![]() |
| [Foto : Priya Kusuma Tokoh Muda Pasuruan Pake Topi] |
Dalam wawancara pada Sabtu (2/5/2026), Priya menilai terdapat indikasi persaingan yang tidak seimbang di sejumlah sektor yang bersentuhan langsung dengan kehidupan masyarakat.
“UMKM kantin sekolah bersaing dengan MBG, P3K bersaing dengan pegawai SPPG. Kita sedang berada di mana? Seolah-olah negara sedang melawan rakyatnya sendiri,” ujarnya.
Pernyataan tersebut mencerminkan keresahan sebagian masyarakat terhadap arah kebijakan yang dinilai berpotensi menimbulkan benturan kepentingan. Alih-alih saling mendukung, beberapa program justru dianggap menghadirkan kompetisi langsung dengan pelaku usaha kecil maupun kelompok masyarakat tertentu.
Selain itu, Priya juga menyoroti isu penggunaan anggaran di tingkat desa. Ia menilai bahwa implementasi program yang menggunakan dana desa perlu dilakukan dengan perencanaan yang matang dan berbasis kajian yang komprehensif.
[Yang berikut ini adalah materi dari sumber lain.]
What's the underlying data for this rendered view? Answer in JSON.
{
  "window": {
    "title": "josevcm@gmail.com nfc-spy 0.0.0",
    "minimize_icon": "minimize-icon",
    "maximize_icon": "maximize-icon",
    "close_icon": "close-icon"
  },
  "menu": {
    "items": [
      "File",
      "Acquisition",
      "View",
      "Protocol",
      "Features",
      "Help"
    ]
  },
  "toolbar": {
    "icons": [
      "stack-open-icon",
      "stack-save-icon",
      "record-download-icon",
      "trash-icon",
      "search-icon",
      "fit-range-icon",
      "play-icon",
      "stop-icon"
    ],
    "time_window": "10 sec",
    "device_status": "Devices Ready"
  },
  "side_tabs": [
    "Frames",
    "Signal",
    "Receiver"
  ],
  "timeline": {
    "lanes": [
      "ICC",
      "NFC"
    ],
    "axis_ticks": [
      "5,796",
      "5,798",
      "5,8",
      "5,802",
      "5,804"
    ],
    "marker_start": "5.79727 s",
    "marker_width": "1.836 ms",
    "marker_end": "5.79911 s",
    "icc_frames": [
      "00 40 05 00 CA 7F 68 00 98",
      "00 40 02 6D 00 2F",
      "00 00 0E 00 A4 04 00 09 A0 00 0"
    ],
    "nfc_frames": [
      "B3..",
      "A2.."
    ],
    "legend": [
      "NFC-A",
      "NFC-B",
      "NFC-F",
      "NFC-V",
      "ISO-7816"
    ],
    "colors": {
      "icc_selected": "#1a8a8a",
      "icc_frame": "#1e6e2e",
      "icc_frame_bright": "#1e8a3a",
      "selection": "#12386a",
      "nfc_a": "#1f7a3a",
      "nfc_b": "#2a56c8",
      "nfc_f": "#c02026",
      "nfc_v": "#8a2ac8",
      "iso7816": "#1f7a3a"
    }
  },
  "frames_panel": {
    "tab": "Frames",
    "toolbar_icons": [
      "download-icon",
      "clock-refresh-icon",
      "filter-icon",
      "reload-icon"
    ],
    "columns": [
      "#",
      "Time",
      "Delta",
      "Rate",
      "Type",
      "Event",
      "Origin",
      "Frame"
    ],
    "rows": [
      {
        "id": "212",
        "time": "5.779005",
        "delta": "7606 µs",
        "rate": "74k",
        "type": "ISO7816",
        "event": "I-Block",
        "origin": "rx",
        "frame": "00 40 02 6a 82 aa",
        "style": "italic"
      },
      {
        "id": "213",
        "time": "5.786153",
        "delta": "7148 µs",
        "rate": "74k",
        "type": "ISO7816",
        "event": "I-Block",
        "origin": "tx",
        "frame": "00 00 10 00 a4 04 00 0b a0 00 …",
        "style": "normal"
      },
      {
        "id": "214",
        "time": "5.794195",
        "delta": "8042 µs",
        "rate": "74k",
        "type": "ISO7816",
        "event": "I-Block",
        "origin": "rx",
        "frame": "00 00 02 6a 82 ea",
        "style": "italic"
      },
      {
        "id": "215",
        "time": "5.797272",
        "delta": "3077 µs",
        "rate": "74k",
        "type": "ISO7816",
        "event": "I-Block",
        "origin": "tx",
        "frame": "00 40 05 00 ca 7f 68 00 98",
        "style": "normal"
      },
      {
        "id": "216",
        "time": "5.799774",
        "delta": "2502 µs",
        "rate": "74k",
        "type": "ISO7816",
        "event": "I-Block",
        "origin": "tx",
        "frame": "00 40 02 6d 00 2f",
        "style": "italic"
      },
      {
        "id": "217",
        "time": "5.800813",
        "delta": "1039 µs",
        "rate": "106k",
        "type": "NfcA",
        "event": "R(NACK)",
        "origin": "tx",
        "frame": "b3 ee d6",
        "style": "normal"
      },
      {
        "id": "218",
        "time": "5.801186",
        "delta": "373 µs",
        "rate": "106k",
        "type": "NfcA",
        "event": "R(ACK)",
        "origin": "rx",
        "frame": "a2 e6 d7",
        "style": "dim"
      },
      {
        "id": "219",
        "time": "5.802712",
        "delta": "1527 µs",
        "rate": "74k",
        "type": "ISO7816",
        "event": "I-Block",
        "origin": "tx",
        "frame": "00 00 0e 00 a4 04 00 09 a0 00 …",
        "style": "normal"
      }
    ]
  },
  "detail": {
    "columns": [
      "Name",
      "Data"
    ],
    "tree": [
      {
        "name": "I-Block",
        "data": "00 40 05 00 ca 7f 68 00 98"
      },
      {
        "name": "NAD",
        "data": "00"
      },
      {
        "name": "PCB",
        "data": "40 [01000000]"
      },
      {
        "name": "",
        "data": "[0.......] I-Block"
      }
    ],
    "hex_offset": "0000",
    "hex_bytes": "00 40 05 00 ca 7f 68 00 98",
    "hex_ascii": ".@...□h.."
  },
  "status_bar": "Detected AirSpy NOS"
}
“Belum lagi KDMP yang harus mengorbankan dana desa demi sesuatu yang belum tentu mampu bersaing dengan usaha masyarakat yang sudah mapan,” tambahnya.
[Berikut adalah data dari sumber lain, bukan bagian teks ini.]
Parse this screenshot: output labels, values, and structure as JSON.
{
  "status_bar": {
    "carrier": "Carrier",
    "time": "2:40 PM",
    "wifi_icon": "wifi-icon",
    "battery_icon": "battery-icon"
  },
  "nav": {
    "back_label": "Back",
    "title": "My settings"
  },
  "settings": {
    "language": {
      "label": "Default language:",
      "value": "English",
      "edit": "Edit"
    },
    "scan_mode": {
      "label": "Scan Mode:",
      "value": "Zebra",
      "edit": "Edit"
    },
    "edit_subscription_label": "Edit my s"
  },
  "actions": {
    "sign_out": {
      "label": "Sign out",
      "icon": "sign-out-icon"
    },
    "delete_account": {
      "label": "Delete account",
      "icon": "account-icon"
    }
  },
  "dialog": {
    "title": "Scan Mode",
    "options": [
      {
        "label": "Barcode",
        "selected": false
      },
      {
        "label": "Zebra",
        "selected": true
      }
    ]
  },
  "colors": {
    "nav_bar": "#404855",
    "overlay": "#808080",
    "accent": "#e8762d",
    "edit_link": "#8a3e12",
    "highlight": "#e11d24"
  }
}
Menurutnya, hal tersebut menimbulkan pertanyaan mengenai efektivitas kebijakan, ketepatan sasaran program, serta transparansi dalam pengelolaan anggaran publik. Ia menekankan bahwa setiap kebijakan seharusnya memberikan dampak nyata bagi kesejahteraan masyarakat, bukan justru memunculkan persaingan yang kontraproduktif.
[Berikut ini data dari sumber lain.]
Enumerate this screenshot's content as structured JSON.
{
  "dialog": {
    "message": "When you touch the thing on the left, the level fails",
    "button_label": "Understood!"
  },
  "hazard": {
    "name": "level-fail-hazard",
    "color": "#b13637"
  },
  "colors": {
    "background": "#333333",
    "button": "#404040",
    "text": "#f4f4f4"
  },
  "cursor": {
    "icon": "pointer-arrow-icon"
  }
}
Pandangan ini menjadi bagian dari dinamika yang berkembang di tengah masyarakat, sekaligus mencerminkan harapan akan hadirnya kebijakan yang lebih berpihak, adil, dan selaras dengan kebutuhan rakyat.
Di tengah berbagai tantangan tersebut, penting bagi seluruh pemangku kepentingan untuk memastikan bahwa setiap program yang dijalankan mampu menciptakan sinergi, bukan justru memunculkan konflik kepentingan yang berpotensi melemahkan ekonomi masyarakat.